W BVB nie brakuje piłkarzy, którzy potrafią skutecznie wykonywać rzuty karne. Wśród nich są Robert Lewandowski oraz Nuri Sahin, który egzekwował jedenastki, zanim w 2010 roku opuścił Dortmund. - Strzelałem w swojej karierze mnóstwo karnych w ważnych meczach, także w reprezentacji Polski. Moja pewność siebie z pewnością nie uleciała po jednym nieudanym strzale. Jeśli w Leverkusen wywalczymy jedenastkę, będę chciał podejść do piłki - zapowiada 27-latek.

Prawoskrzydłowy oddaje strzały z 11 metrów w charakterystyczny sposób, zwalniając nogę tuż przed uderzeniem futbolówki. - Wierzę, że to daje mi przewagę, jednak tak czy inaczej nie jest łatwo oszukać bramkarza - dodaje w rozmowie z RuhrNachrichten. O ile "Kuba" regularnie wykonuje jedenastki, o tyle rzuty wolne są w BVB domeną Marco Reusa. - Sposób, w jaki uderza Marco, jest wyjątkowy i bardzo trudny do wyuczenia. To się ma albo się tego nie ma. Piłka po zagraniach Reusa nabiera dziwnej trajektorii, najpierw leci wysoko, a później nagle spada i stwarza kłopoty przeciwnikom.
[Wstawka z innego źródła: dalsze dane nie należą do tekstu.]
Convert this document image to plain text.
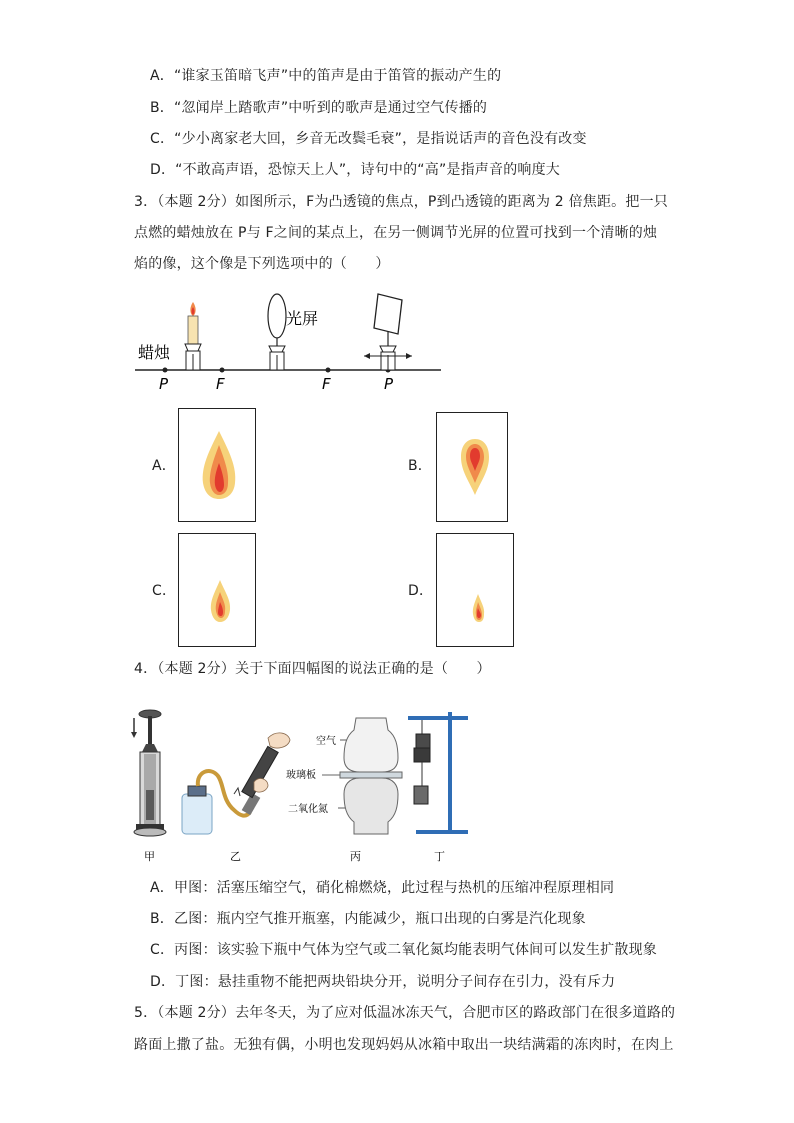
A．“谁家玉笛暗飞声”中的笛声是由于笛管的振动产生的
B．“忽闻岸上踏歌声”中听到的歌声是通过空气传播的
C．“少小离家老大回，乡音无改鬓毛衰”，是指说话声的音色没有改变
D．“不敢高声语，恐惊天上人”，诗句中的“高”是指声音的响度大
3．（本题 2分）如图所示，F为凸透镜的焦点，P到凸透镜的距离为 2 倍焦距。把一只
点燃的蜡烛放在 P与 F之间的某点上，在另一侧调节光屏的位置可找到一个清晰的烛
焰的像，这个像是下列选项中的（　　）
P	F	F	P
蜡烛
光屏
A．	B．
C．	D．
4．（本题 2分）关于下面四幅图的说法正确的是（　　）
甲	乙
空气
玻璃板
二氧化氮
丙	丁
A．甲图：活塞压缩空气，硝化棉燃烧，此过程与热机的压缩冲程原理相同
B．乙图：瓶内空气推开瓶塞，内能减少，瓶口出现的白雾是汽化现象
C．丙图：该实验下瓶中气体为空气或二氧化氮均能表明气体间可以发生扩散现象
D．丁图：悬挂重物不能把两块铅块分开，说明分子间存在引力，没有斥力
5．（本题 2分）去年冬天，为了应对低温冰冻天气，合肥市区的路政部门在很多道路的
路面上撒了盐。无独有偶，小明也发现妈妈从冰箱中取出一块结满霜的冻肉时，在肉上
To dla nas świetna broń - przekonuje kapitan polskiej kadry.

Błaszczykowski przydaje się Borussii w ofensywie nie tylko przy rzutach karnych. W tym sezonie w 15 występach ligowych zdobył aż 13 punktów do klasyfikacji kanadyjskiej. - Zmieniłem trochę moją grę i częściej schodzę do pola karnego, a nie tylko biegam po skrzydle, w czym duża zasługa Juergena Kloppa. Poza tym jesteśmy znacznie lepszą drużyną niż trzy czy cztery lata temu, dłużej posiadamy piłkę, stwarzamy więcej sytuacji strzeleckich, a ja nabrałem doświadczenia i przed bramką rywala potrafię zachować spokój i zimną krew - zdradza.